Member of the Puerto Rico Senate from the Carolina district
- Incumbent
- Assumed office January 2, 2021 Serving with Javier Aponte Dalmau

Personal details
- Born: Marissa Jiménez Santoni February 18, 1979 (age 47) Arecibo, Puerto Rico
- Party: New Progressive Party
- Other political affiliations: Democratic
- Children: 3
- Alma mater: Universidad Metropolitana (B.Ed., MBA)

= Marissa Jiménez =

Puerto Rican politician

Marissa Jiménez Santoni (born February 18, 1979) is a Puerto Rican politician serving as a member of the Senate of Puerto Rico for district VIII.

== Life ==
Marissa Jiménez Santoni was born February 18, 1979, in Arecibo, Puerto Rico. She was raised by her mother, Martiza Santoni and her maternal grandparents, Emilio and Awilda.
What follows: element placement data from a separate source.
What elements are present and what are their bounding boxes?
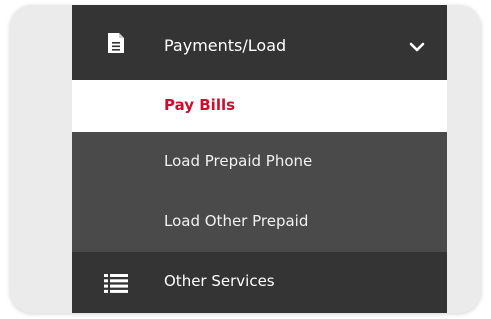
menu-item-label: Other Services xyxy=(164,272,275,290)
menu-item-other-services[interactable]: Other Services xyxy=(72,252,447,313)
submenu-item-pay-bills[interactable]: Pay Bills xyxy=(72,80,447,132)
list-icon xyxy=(101,252,131,313)
submenu-item-load-prepaid-phone[interactable]: Load Prepaid Phone xyxy=(72,132,447,192)
submenu-item-load-other-prepaid[interactable]: Load Other Prepaid xyxy=(72,192,447,252)
side-menu: Payments/Load Pay Bills Load Prepaid Pho… xyxy=(72,5,447,313)
menu-card: Payments/Load Pay Bills Load Prepaid Pho… xyxy=(10,5,481,313)
menu-item-payments-load[interactable]: Payments/Load xyxy=(72,5,447,80)
menu-item-label: Payments/Load xyxy=(164,36,287,55)
chevron-down-icon[interactable] xyxy=(409,38,425,52)
submenu-item-label: Load Other Prepaid xyxy=(164,212,309,230)
submenu-item-label: Pay Bills xyxy=(164,96,236,114)
document-icon xyxy=(101,5,131,80)
submenu-item-label: Load Prepaid Phone xyxy=(164,152,313,170)
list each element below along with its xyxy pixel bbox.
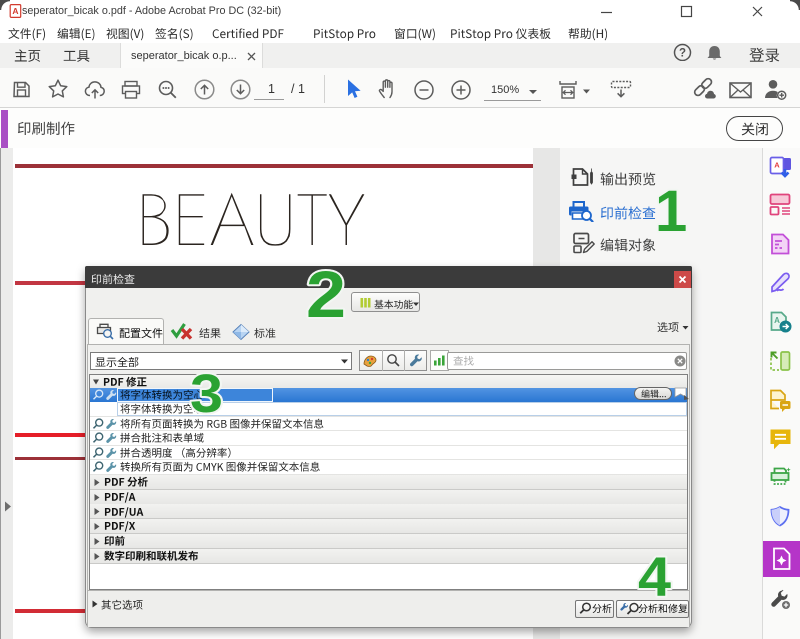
svg-text:3: 3: [190, 364, 223, 424]
svg-text:2: 2: [306, 257, 346, 331]
svg-text:A: A: [774, 161, 780, 170]
svg-text:1: 1: [655, 179, 687, 244]
svg-text:?: ?: [679, 48, 686, 60]
svg-text:A: A: [774, 316, 780, 325]
svg-text:4: 4: [638, 545, 671, 608]
svg-text:A: A: [12, 6, 18, 16]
She attended Escuela Segunda Unidad de Río Arriba and later Luz América Calderón high school in Carolina. Jiménez was interested in politics at a young age and joined the youth New Progressive Party as an adolescent and at 14, she was elected a municipal vice president. At 18 years old, she was a college official and she voted for the first time in the 1998 Puerto Rican status referendum. She completed a B.Ed. with a concentration preschool and primary education. She earned a M.B.A., magna cum laude, with a speciality in management and human resources from the Ana G. Méndez University.

Jiménez was an election commissioner in 2000, 2008, and 2016 and an election coordinator in 2004 in Carolina Precinct 107. She was director of the Carolina region of get out the vote. Jiménez is a member of the Organización de Servidores Públicos. Jiménez worked in the private sector in client services. In the public sector, she was a special advisor to the House of Representatives of Puerto Rico from 2009 to 2010. She worked in customer service for the Puerto Rico Electric Power Authority from 2012 to 2016. At the Puerto Rico Administración de Compensación por Accidentes Automovilísticos, she has served in various roles including regional director, executive advisor, and manager of operations.

In the general election on November 3, 2020, Jiménez was elected senator for district VIII. She assumed the office on January 2, 2021. She has advocated for women's rights.

Jiménez is married to Juan Valentín Nieves and they have three children. They are members of the Bautista Luz de Salvación church in Carolina, Puerto Rico.